Nationstar, Ocwen and Walter surged 6.08%, 3.35% and 4.78%, respectively, and were unaltered by threats that the companies’ plans would negatively impact their credit ratings.
On Feb. 6 the New York Department of Financial Services indefinitely halted Ocwen's $2.7 billion deal to purchase mortgage servicing rights on approximately $39 billion of unpaid principal balance from Wells Fargo (WFC).
Many consider this a signal that regulators are going to limit the rapid growth of these kinds of companies.
"Over the medium term the regulatory attention could accelerate a shift in servicers’ business models to areas with even greater operating risk," Moody's said.
For now, the origination of non-prime mortgages is not a huge operation at any of the three firms. Nationstar, for example, is currently limiting its mortgage originations and plans to keep shrinking its market share.
However, Moody's is right to note there is an opportunity in the space. Traditional lenders are exiting the mortgage business as it becomes more unprofitable.
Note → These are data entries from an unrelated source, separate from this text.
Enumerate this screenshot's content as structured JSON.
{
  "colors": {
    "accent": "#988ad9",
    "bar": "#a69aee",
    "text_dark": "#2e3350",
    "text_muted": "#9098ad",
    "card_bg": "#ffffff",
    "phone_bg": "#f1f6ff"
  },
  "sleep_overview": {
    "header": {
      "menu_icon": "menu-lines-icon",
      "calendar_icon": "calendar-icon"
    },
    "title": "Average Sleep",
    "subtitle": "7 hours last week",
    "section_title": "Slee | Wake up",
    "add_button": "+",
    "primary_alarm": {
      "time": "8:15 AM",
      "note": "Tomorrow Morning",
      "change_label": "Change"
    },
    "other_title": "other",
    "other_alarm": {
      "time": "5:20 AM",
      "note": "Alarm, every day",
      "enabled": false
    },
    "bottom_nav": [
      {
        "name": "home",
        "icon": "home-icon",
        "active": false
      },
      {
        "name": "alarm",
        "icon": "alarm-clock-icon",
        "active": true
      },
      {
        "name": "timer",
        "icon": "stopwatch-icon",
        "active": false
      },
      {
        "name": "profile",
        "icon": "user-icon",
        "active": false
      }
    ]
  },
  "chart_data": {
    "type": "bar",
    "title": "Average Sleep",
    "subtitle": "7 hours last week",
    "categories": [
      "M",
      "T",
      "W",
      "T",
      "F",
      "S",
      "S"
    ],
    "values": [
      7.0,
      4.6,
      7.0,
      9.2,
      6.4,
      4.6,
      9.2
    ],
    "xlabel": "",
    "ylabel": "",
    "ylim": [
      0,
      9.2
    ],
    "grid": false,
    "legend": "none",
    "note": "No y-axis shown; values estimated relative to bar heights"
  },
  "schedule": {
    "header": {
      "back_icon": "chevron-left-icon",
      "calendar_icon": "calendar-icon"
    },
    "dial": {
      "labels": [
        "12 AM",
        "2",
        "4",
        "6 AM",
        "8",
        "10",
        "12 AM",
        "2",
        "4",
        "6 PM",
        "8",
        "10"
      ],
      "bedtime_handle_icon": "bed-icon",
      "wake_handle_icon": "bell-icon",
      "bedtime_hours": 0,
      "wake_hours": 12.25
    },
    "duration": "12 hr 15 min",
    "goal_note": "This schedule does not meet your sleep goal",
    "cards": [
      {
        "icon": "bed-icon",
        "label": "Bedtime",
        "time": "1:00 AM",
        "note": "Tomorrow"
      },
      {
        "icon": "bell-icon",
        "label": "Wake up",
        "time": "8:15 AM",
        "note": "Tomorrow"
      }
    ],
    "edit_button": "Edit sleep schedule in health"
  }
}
Other players, such as real estate investment trust Redwood, are getting into the conforming mortgage market.
But before the companies can start celebrating, year-over-year, all of their stocks are still in the red, with Ocwen, Nationstar and Walter down 6.73%, 21.89% and 43.28%, respectively.
As a whole, the HW 30 — Housingwire’s exclusive list of mortgage related stocks — witnessed a strong day on the markets.
In addition to these three companies, Trulia (TRLA) recorded the best day on the HW 30 and jumped 7.34%.